There is one big caveat, however: We won't automatically arrive in a Star Trek post-scarcity utopia. Currently all the AI is owned and designed by big corporations. They also own the computers to run it and they are in control of it. And there is a lot of corporate greed, lobbyism and generally unhealthy divide. I'd say it's very likely that rich people and big, greedy corporations will want to keep everything to themselves. The rich will get richer and assert their dominance with this powerful tool. The poor will get poorer. And can't compete with that at all. And despite theoretically living in a sci-fi world, it'll be a dystopia and end in a big mess / class war / oppression.
But yeah, you're right. Our current form of economy with supply and demand, and money, won't work under those conditions. And I don't think there is a fix to it sou we could keep it.
That hasn’t really been an issue for more than a decade at this point. Domestic manufacturing production in developed nations has actually been increasing. They just don’t use humans much. You’re not losing your job to poor people overseas. You’re losing it to robots, and you have been since before the current AI craze.
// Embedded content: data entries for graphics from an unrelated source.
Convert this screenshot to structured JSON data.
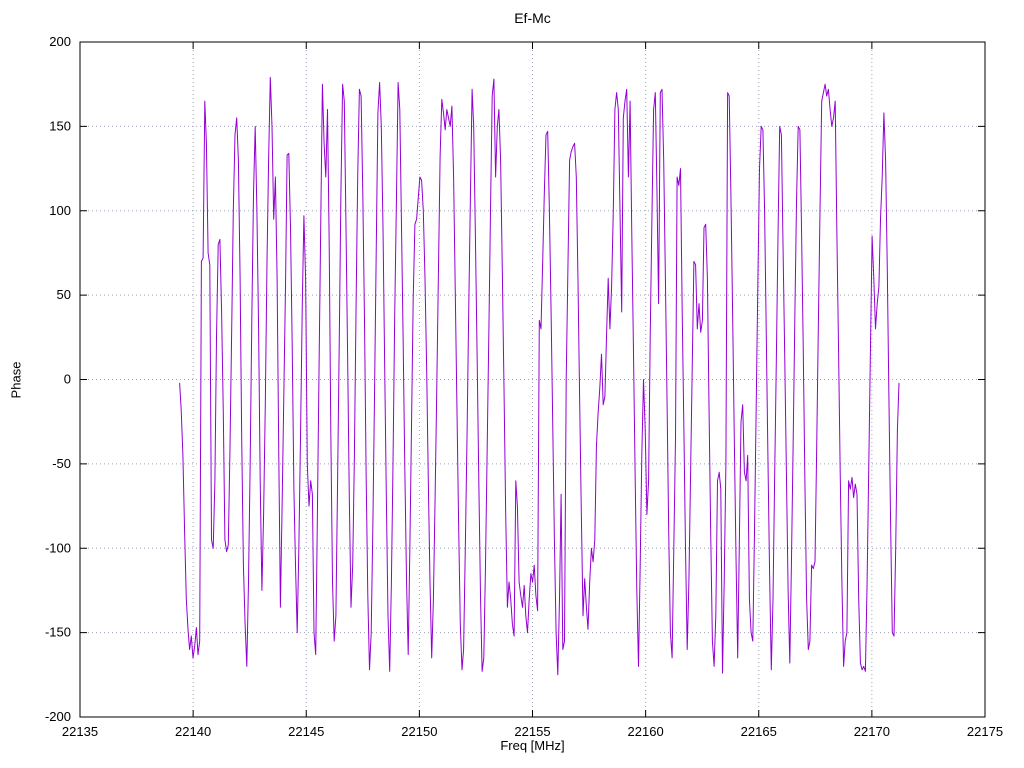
{
  "chart_data": {
    "type": "line",
    "title": "Ef-Mc",
    "xlabel": "Freq [MHz]",
    "ylabel": "Phase",
    "xlim": [
      22135,
      22175
    ],
    "ylim": [
      -200,
      200
    ],
    "x_ticks": [
      22135,
      22140,
      22145,
      22150,
      22155,
      22160,
      22165,
      22170,
      22175
    ],
    "y_ticks": [
      -200,
      -150,
      -100,
      -50,
      0,
      50,
      100,
      150,
      200
    ],
    "grid": true,
    "legend": "none",
    "x_start": 22139.4,
    "x_step": 0.0743,
    "series": [
      {
        "name": "Ef-Mc",
        "color": "#9400d3",
        "values": [
          -2,
          -18,
          -45,
          -90,
          -130,
          -148,
          -160,
          -152,
          -165,
          -158,
          -147,
          -163,
          -155,
          70,
          72,
          165,
          140,
          75,
          68,
          -95,
          -100,
          -60,
          25,
          80,
          83,
          40,
          -20,
          -95,
          -102,
          -98,
          -40,
          30,
          100,
          145,
          155,
          130,
          60,
          -35,
          -110,
          -145,
          -170,
          -120,
          -48,
          35,
          110,
          150,
          100,
          30,
          -60,
          -125,
          -80,
          -15,
          70,
          130,
          179,
          150,
          95,
          120,
          60,
          -40,
          -135,
          -75,
          -10,
          55,
          133,
          134,
          90,
          20,
          -65,
          -110,
          -150,
          -98,
          -30,
          45,
          97,
          60,
          -50,
          -75,
          -60,
          -68,
          -150,
          -163,
          -80,
          10,
          95,
          175,
          140,
          120,
          160,
          80,
          -30,
          -120,
          -155,
          -140,
          -60,
          20,
          110,
          175,
          165,
          90,
          10,
          -70,
          -135,
          -110,
          -45,
          45,
          120,
          172,
          168,
          110,
          35,
          -55,
          -128,
          -172,
          -150,
          -85,
          -5,
          75,
          158,
          176,
          150,
          90,
          12,
          -68,
          -140,
          -173,
          -120,
          -50,
          38,
          105,
          176,
          160,
          95,
          25,
          -52,
          -118,
          -163,
          -98,
          -28,
          48,
          92,
          95,
          108,
          120,
          118,
          100,
          60,
          5,
          -60,
          -120,
          -165,
          -130,
          -70,
          -8,
          62,
          132,
          166,
          158,
          148,
          160,
          155,
          150,
          162,
          120,
          55,
          -15,
          -85,
          -145,
          -172,
          -160,
          -100,
          -35,
          40,
          108,
          172,
          150,
          85,
          15,
          -60,
          -128,
          -173,
          -165,
          -110,
          -40,
          30,
          100,
          168,
          178,
          120,
          150,
          160,
          130,
          65,
          -5,
          -80,
          -135,
          -120,
          -130,
          -145,
          -152,
          -60,
          -75,
          -120,
          -128,
          -135,
          -122,
          -140,
          -150,
          -130,
          -115,
          -120,
          -110,
          -128,
          -137,
          35,
          30,
          70,
          110,
          145,
          147,
          100,
          40,
          -25,
          -95,
          -150,
          -175,
          -130,
          -68,
          -160,
          -155,
          0,
          65,
          130,
          135,
          138,
          140,
          120,
          58,
          -10,
          -78,
          -140,
          -118,
          -135,
          -148,
          -120,
          -100,
          -108,
          -95,
          -40,
          -20,
          -5,
          15,
          -15,
          -10,
          25,
          60,
          30,
          55,
          100,
          160,
          170,
          160,
          100,
          40,
          155,
          165,
          172,
          120,
          165,
          90,
          20,
          -55,
          -125,
          -170,
          -110,
          -45,
          0,
          -30,
          -80,
          -60,
          25,
          95,
          160,
          170,
          110,
          45,
          170,
          172,
          130,
          60,
          -15,
          -90,
          -150,
          -165,
          -100,
          -35,
          120,
          115,
          125,
          40,
          -30,
          -100,
          -160,
          -120,
          -55,
          10,
          70,
          68,
          30,
          45,
          28,
          35,
          90,
          92,
          60,
          -20,
          -95,
          -155,
          -170,
          -140,
          -60,
          -55,
          -65,
          -174,
          -120,
          -50,
          170,
          168,
          110,
          40,
          -35,
          -105,
          -165,
          -98,
          -25,
          -15,
          -55,
          -60,
          -45,
          -130,
          -150,
          -155,
          -90,
          -20,
          55,
          125,
          150,
          148,
          100,
          30,
          -45,
          -115,
          -172,
          -130,
          -60,
          10,
          85,
          150,
          145,
          80,
          15,
          -55,
          -125,
          -168,
          -110,
          -40,
          35,
          105,
          150,
          148,
          90,
          20,
          -60,
          -130,
          -160,
          -155,
          -110,
          -112,
          -108,
          -40,
          30,
          100,
          165,
          170,
          175,
          168,
          172,
          160,
          150,
          155,
          165,
          90,
          20,
          -55,
          -120,
          -170,
          -155,
          -150,
          -60,
          -65,
          -58,
          -70,
          -62,
          -68,
          -130,
          -168,
          -172,
          -170,
          -173,
          -120,
          -50,
          20,
          85,
          60,
          30,
          45,
          55,
          95,
          120,
          158,
          130,
          65,
          -10,
          -85,
          -150,
          -152,
          -100,
          -30,
          -2
        ]
      }
    ],
    "grid_color": "#a0a4b8",
    "border_color": "#000000",
    "background_color": "#ffffff"
  }
}
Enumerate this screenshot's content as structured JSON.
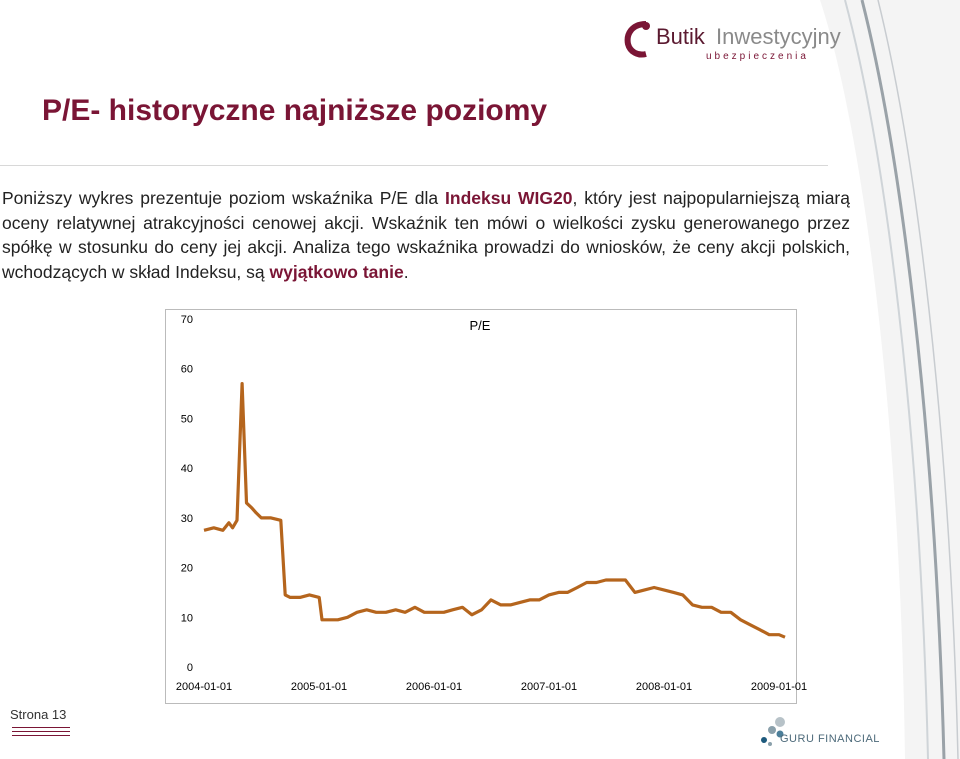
{
  "logo": {
    "name_part1": "Butik",
    "name_part2": "Inwestycyjny",
    "subtitle": "ubezpieczenia"
  },
  "slide": {
    "title": "P/E- historyczne najniższe poziomy",
    "paragraph": {
      "p1": "Poniższy wykres prezentuje poziom wskaźnika P/E dla ",
      "highlight1": "Indeksu WIG20",
      "p2": ", który jest najpopularniejszą miarą oceny relatywnej atrakcyjności cenowej akcji. Wskaźnik ten mówi o wielkości zysku generowanego przez spółkę w stosunku do ceny jej akcji. Analiza tego wskaźnika prowadzi do wniosków, że ceny akcji polskich, wchodzących w skład Indeksu, są ",
      "highlight2": "wyjątkowo tanie",
      "p3": "."
    }
  },
  "chart_data": {
    "type": "line",
    "title": "P/E",
    "xlabel": "",
    "ylabel": "",
    "ylim": [
      0,
      70
    ],
    "y_ticks": [
      "0",
      "10",
      "20",
      "30",
      "40",
      "50",
      "60",
      "70"
    ],
    "x_ticks": [
      "2004-01-01",
      "2005-01-01",
      "2006-01-01",
      "2007-01-01",
      "2008-01-01",
      "2009-01-01"
    ],
    "legend": "none",
    "grid": false,
    "series": [
      {
        "color": "#b5651d",
        "x": [
          "2004-01-01",
          "2004-02-01",
          "2004-03-01",
          "2004-03-20",
          "2004-04-01",
          "2004-04-15",
          "2004-05-01",
          "2004-05-15",
          "2004-06-01",
          "2004-06-15",
          "2004-07-01",
          "2004-08-01",
          "2004-09-01",
          "2004-09-15",
          "2004-10-01",
          "2004-11-01",
          "2004-12-01",
          "2005-01-01",
          "2005-01-10",
          "2005-02-01",
          "2005-03-01",
          "2005-04-01",
          "2005-05-01",
          "2005-06-01",
          "2005-07-01",
          "2005-08-01",
          "2005-09-01",
          "2005-10-01",
          "2005-11-01",
          "2005-12-01",
          "2006-01-01",
          "2006-02-01",
          "2006-03-01",
          "2006-04-01",
          "2006-05-01",
          "2006-06-01",
          "2006-07-01",
          "2006-08-01",
          "2006-09-01",
          "2006-10-01",
          "2006-11-01",
          "2006-12-01",
          "2007-01-01",
          "2007-02-01",
          "2007-03-01",
          "2007-04-01",
          "2007-05-01",
          "2007-06-01",
          "2007-07-01",
          "2007-08-01",
          "2007-09-01",
          "2007-10-01",
          "2007-11-01",
          "2007-12-01",
          "2008-01-01",
          "2008-02-01",
          "2008-03-01",
          "2008-04-01",
          "2008-05-01",
          "2008-06-01",
          "2008-07-01",
          "2008-08-01",
          "2008-09-01",
          "2008-10-01",
          "2008-11-01",
          "2008-12-01",
          "2009-01-01",
          "2009-01-20"
        ],
        "y": [
          27.5,
          28,
          27.5,
          29,
          28,
          29.5,
          57,
          33,
          32,
          31,
          30,
          30,
          29.5,
          14.5,
          14,
          14,
          14.5,
          14,
          9.5,
          9.5,
          9.5,
          10,
          11,
          11.5,
          11,
          11,
          11.5,
          11,
          12,
          11,
          11,
          11,
          11.5,
          12,
          10.5,
          11.5,
          13.5,
          12.5,
          12.5,
          13,
          13.5,
          13.5,
          14.5,
          15,
          15,
          16,
          17,
          17,
          17.5,
          17.5,
          17.5,
          15,
          15.5,
          16,
          15.5,
          15,
          14.5,
          12.5,
          12,
          12,
          11,
          11,
          9.5,
          8.5,
          7.5,
          6.5,
          6.5,
          6
        ]
      }
    ]
  },
  "footer": {
    "page": "Strona 13",
    "company": "GURU FINANCIAL"
  }
}
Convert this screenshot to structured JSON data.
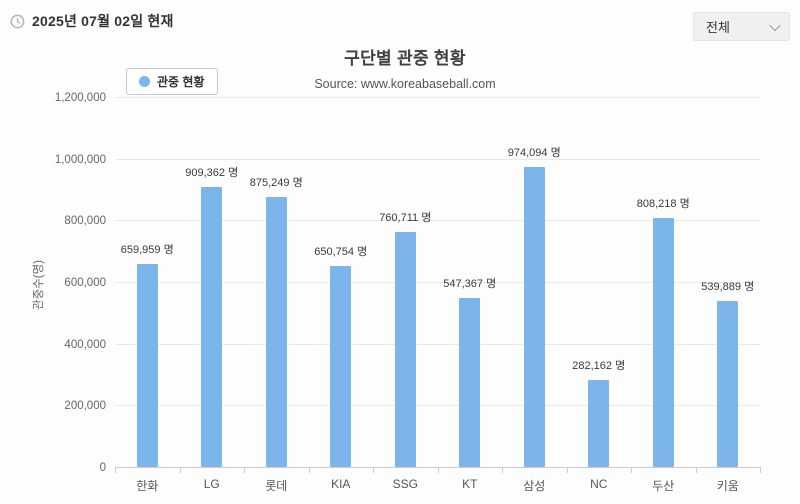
{
  "header": {
    "date_text": "2025년 07월 02일 현재"
  },
  "filter": {
    "selected_value": "전체"
  },
  "chart": {
    "title": "구단별 관중 현황",
    "subtitle": "Source: www.koreabaseball.com",
    "legend_label": "관중 현황",
    "y_axis_title": "관중수(명)"
  },
  "colors": {
    "bar": "#7cb5ec",
    "gridline": "#e9e9e9",
    "axis_line": "#cccccc",
    "tick": "#cccccc"
  },
  "chart_data": {
    "type": "bar",
    "title": "구단별 관중 현황",
    "subtitle": "Source: www.koreabaseball.com",
    "legend_entries": [
      "관중 현황"
    ],
    "legend_position": "top-left",
    "categories": [
      "한화",
      "LG",
      "롯데",
      "KIA",
      "SSG",
      "KT",
      "삼성",
      "NC",
      "두산",
      "키움"
    ],
    "values": [
      659959,
      909362,
      875249,
      650754,
      760711,
      547367,
      974094,
      282162,
      808218,
      539889
    ],
    "value_labels": [
      "659,959 명",
      "909,362 명",
      "875,249 명",
      "650,754 명",
      "760,711 명",
      "547,367 명",
      "974,094 명",
      "282,162 명",
      "808,218 명",
      "539,889 명"
    ],
    "xlabel": "",
    "ylabel": "관중수(명)",
    "ylim": [
      0,
      1200000
    ],
    "grid": true,
    "y_ticks": [
      {
        "value": 0,
        "label": "0"
      },
      {
        "value": 200000,
        "label": "200,000"
      },
      {
        "value": 400000,
        "label": "400,000"
      },
      {
        "value": 600000,
        "label": "600,000"
      },
      {
        "value": 800000,
        "label": "800,000"
      },
      {
        "value": 1000000,
        "label": "1,000,000"
      },
      {
        "value": 1200000,
        "label": "1,200,000"
      }
    ]
  }
}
What, do want a shitty graveyard shift call center job? Trust me, you aren’t losing out by not having access to that.
Unemployment isn’t even high right now. Why are you whining about a non-issue to begin with? What good would it do you to have more low paying jobs when the problem is that all the jobs are already low paying as it is? We just saw that if there are more jobs then people they’ll happily crash the economy until there aren’t just to make sure wages don’t go up. What do you hope to accomplish by spreading 30 year old conservative propaganda?
Hell yeah! People in 50s and even 20s worked 40 hours per week to feed a family of 4! Now we can do that by working much less than… wait, not even 2 working parents safely feed a family of 4? Even with all the gains in productivity?
I agree it’s going to be problem. It’s already happened when we exported manufacturing jobs to China. Most of what was left was retail which didn’t pay as much but we struggled along (in part because of cheap products from China). I think that’s why trinkets are cheap but the core of living (housing and now food) is relatively more expensive. So the older people see all the trinkets (things that used to be expensive but are now cheap) and don’t understand how life is more expensive.